Das wird uns zu denken geben, zumal unsere Zeit doch geprägt ist von der Vorstellung, dass alles käuflich ist. Gesundheit wird zunehmend käuflich. Wer Knete hat, kann sich entsprechend behandeln und therapieren lassen. Naaman und wir mit ihm müssen lernen: Gesundheit und Heilung sind ein wunderbares Gut und eben nicht nur käuflich. Wohl dem, der sein Gesundwerden auch als Geschenk begreifen und annehmen kann. Und erst recht das Heilwerden der Seele, das in Ordnung kommen mit Gott, die Erfahrung, dass mir vergeben wird, dass Gott mich neu anfangen lässt, dass ich im Glauben an Jesus Christus Hoffnung habe über den Tod hinaus: das alles ist nicht käuflich. Es ist Gnade. Ein unverdientes Geschenk. Mit unseren Kirchensteuern erkaufen wir uns nicht den Himmel. Freilich unsere Kirchensteuern und unser Opfer dürfen auch ein Dankeschön sein, mit dem wir Gott ehren und seine Sache unterstützen.

Noch etwas ist mir wichtig geworden.

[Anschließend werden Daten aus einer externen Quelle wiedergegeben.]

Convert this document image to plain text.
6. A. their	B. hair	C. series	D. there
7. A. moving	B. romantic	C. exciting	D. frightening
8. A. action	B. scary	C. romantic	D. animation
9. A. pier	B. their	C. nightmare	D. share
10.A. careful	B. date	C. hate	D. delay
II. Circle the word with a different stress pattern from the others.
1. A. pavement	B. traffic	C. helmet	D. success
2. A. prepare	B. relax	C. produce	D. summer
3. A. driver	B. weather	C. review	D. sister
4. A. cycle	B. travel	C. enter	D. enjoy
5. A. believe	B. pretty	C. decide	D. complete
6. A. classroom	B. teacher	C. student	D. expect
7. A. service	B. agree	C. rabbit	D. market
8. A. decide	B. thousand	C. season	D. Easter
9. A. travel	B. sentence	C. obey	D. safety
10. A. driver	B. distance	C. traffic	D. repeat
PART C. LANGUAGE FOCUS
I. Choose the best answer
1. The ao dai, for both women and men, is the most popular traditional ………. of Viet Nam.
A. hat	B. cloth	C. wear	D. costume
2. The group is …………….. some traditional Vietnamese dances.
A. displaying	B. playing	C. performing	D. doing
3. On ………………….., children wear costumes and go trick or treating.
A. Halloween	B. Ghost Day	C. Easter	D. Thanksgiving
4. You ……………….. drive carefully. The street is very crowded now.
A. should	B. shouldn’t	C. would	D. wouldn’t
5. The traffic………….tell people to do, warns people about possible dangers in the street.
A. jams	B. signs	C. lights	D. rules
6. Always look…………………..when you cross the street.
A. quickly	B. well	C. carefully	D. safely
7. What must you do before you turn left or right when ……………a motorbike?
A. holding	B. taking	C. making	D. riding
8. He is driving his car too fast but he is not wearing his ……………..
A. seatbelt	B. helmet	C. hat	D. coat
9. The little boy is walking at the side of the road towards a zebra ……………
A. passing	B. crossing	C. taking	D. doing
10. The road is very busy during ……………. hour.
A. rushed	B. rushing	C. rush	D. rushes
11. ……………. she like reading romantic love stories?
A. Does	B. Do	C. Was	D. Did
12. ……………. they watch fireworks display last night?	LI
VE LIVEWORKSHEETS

Naaman will jetzt ganz für den einen und einzigen Gott da sein, ihm allein vertrauen, die alten Götter loslassen. Darum nimmt er Erde mit in seine Heimat, ein Erinnerungszeichen an das, was ihm widerfahren ist. Ein Zeichen dafür, dass er jetzt auf einem anderen "Boden" leben darf.

Vielleicht brauchen wir auch solche Zeichen, wenn wir zurück kehren in unseren Alltag, in dem Gott oft weit weg zu sein scheint. Vielleicht ist es ein Kreuz an der Wand, an dem Du täglich einmal inne hältst. Oder da liegt auf deinem Nachttisch das Losungsbüchlein oder die Bibel, die dich erinnert, dass Gott mit dir reden will. Oder du achtest auf die Glocken und lässt dich in deinem Tun unterbrechen und bist für Augenblicke ganz in der Gegenwart Gottes. Ich glaube, wir brauchen mehr und mehr solche Zeichen, damit wir nicht untergehen im Glauben, nicht abgelenkt werden von fremden Zeichen und Bildern und uns verlieren an das, was so glitzernd und imponierend daherkommt.

Auf das Unscheinbare achten, in dem Gott da ist und wirkt, das Unbezahlbare schätzen, dass Gott mich kennt und liebt und in Jesus Christus mir alle meine Sünden vergibt und zu einem neuen Anfang ruft, durch Zeichen mich erinnern lassen, dass ich Gott ganz gehören darf auch im Alltag, das will ich von Naaman lernen. Vielleicht ihr auch.

Und der Friede Gottes, der höher ist als alle unsere Vernunft, der bewahre eure Herzen und Sinne in Christus Jesus, unserem Herrn.